E-cigarettes 95% less harmful than tobacco

E-cigarettes 95% less harmful than tobacco

Both experts recognised e-cigarettes have a role to play in tackling smoking, which is the biggest killer in the UK. Professor Peter Hajek, an independent author of the new review, told a briefing in London that nicotine on its own is much less poisonous than previously believed. As e-cigarettes grow in popularity, many governments around the world have tried to restrict their use, largely through media campaigns.



Despite being far less harmful than smoking, vaping has come under fire in the past, being accused as a “gateway drug” which leads young people on to cigarettes. As a matter of fact, the study is so conclusive that some officials are even considering the recommendation of e-cigarettes to doctors as a means to help smokers quit smoking (with a less risky alternative).

Public Health England (PHE) says it hopes that e-cigarette prescriptions will be possible once medicinally regulated products arrive on the market. However we still have concerns about the impact on the population of e-cigarettes and support the need for better regulation and restrictions on advertising, particularly to young people. One in five people now think they are as harmful or more harmful than tobacco and which could preventing people form quiting.

Fiona Johnstone, Wirral’s Director of Public Health said she welcomed the report: “It recognises the potential that e-cigarettes have in helping someone to stop smoking”.

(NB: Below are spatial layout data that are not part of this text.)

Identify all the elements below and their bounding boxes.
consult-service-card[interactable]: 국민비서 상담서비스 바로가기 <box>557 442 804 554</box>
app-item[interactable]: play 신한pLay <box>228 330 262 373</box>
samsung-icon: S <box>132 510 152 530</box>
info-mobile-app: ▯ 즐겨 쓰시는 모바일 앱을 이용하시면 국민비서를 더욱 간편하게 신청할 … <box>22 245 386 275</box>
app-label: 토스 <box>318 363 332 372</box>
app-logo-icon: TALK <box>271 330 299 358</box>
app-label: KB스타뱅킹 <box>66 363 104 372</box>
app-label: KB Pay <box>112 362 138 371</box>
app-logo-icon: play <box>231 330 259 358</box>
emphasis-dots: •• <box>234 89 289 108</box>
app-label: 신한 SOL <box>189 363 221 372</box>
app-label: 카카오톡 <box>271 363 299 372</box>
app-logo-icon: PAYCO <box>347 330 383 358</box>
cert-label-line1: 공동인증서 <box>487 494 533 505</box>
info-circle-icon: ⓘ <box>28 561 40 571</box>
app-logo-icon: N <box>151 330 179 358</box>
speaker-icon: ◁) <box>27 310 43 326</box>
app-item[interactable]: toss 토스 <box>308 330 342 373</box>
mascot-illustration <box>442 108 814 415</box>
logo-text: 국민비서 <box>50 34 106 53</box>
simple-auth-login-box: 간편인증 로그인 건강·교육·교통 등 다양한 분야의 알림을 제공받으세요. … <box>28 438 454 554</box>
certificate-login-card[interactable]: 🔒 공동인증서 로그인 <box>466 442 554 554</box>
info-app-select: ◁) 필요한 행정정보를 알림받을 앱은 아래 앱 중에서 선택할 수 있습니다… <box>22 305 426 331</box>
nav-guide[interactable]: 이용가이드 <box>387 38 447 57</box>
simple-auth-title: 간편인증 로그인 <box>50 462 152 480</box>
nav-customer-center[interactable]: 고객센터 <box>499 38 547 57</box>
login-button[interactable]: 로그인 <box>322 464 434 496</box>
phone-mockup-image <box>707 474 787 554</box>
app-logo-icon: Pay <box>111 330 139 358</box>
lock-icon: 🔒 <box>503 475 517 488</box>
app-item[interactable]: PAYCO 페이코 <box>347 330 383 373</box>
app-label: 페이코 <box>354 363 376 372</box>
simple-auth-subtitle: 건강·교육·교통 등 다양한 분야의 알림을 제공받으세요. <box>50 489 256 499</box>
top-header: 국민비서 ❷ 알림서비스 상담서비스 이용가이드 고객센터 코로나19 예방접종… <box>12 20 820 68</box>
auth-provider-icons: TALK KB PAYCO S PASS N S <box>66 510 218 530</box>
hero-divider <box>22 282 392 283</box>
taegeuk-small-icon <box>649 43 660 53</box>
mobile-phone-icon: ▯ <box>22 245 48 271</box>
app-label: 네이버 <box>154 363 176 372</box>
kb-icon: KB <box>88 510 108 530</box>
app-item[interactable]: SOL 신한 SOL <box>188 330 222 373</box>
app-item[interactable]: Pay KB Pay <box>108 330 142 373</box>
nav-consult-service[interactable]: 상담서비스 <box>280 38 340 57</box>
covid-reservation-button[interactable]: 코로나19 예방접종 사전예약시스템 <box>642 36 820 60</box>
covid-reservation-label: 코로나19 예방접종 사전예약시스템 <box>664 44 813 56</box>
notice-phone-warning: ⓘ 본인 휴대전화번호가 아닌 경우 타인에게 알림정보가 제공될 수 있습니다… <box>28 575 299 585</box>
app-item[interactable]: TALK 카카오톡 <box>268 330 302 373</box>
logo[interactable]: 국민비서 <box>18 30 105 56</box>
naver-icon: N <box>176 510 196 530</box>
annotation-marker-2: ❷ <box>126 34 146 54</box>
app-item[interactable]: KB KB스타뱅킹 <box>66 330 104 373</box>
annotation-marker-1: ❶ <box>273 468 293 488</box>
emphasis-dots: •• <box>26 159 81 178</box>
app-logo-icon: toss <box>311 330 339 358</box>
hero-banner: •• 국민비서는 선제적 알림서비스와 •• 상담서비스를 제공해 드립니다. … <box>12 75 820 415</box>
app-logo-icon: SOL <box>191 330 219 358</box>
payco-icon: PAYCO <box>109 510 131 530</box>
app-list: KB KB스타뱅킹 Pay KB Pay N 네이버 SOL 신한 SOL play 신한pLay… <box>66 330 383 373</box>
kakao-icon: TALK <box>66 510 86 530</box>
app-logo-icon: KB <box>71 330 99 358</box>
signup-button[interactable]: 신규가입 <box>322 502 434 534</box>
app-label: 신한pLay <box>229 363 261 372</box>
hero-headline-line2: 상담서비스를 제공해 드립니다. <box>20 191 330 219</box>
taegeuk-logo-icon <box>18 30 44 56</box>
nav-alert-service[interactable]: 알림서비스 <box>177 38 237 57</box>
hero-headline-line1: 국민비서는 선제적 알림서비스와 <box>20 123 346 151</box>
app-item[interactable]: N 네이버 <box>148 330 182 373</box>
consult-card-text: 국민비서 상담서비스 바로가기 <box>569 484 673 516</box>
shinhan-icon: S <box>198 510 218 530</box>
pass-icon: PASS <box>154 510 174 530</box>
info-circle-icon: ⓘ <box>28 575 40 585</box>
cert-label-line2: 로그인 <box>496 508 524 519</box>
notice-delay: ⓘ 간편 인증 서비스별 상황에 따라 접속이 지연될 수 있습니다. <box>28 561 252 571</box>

In England there was a decline in smoking over the last decades, however still there are more than eight million smokers.

But Public Health England’s findings state that vaping is around 95 per cent less harmful than smoking.

Its report highlights evidence that some of the highest successful quit rates are for smokers who use an e-cigarette and also receive additional support from their local stop smoking services. Another study from the University of Southern California found teens were more than twice as likely to use conventional tobacco products after trying e-cigarettes as were those who did not experiment with them.

The battery-powered devices, which simulate the feeling of smoking but with nicotine inhaled in a vapour, could be a “game changer in public health”, according to study co-author Professor Ann McNeill of King’s College London.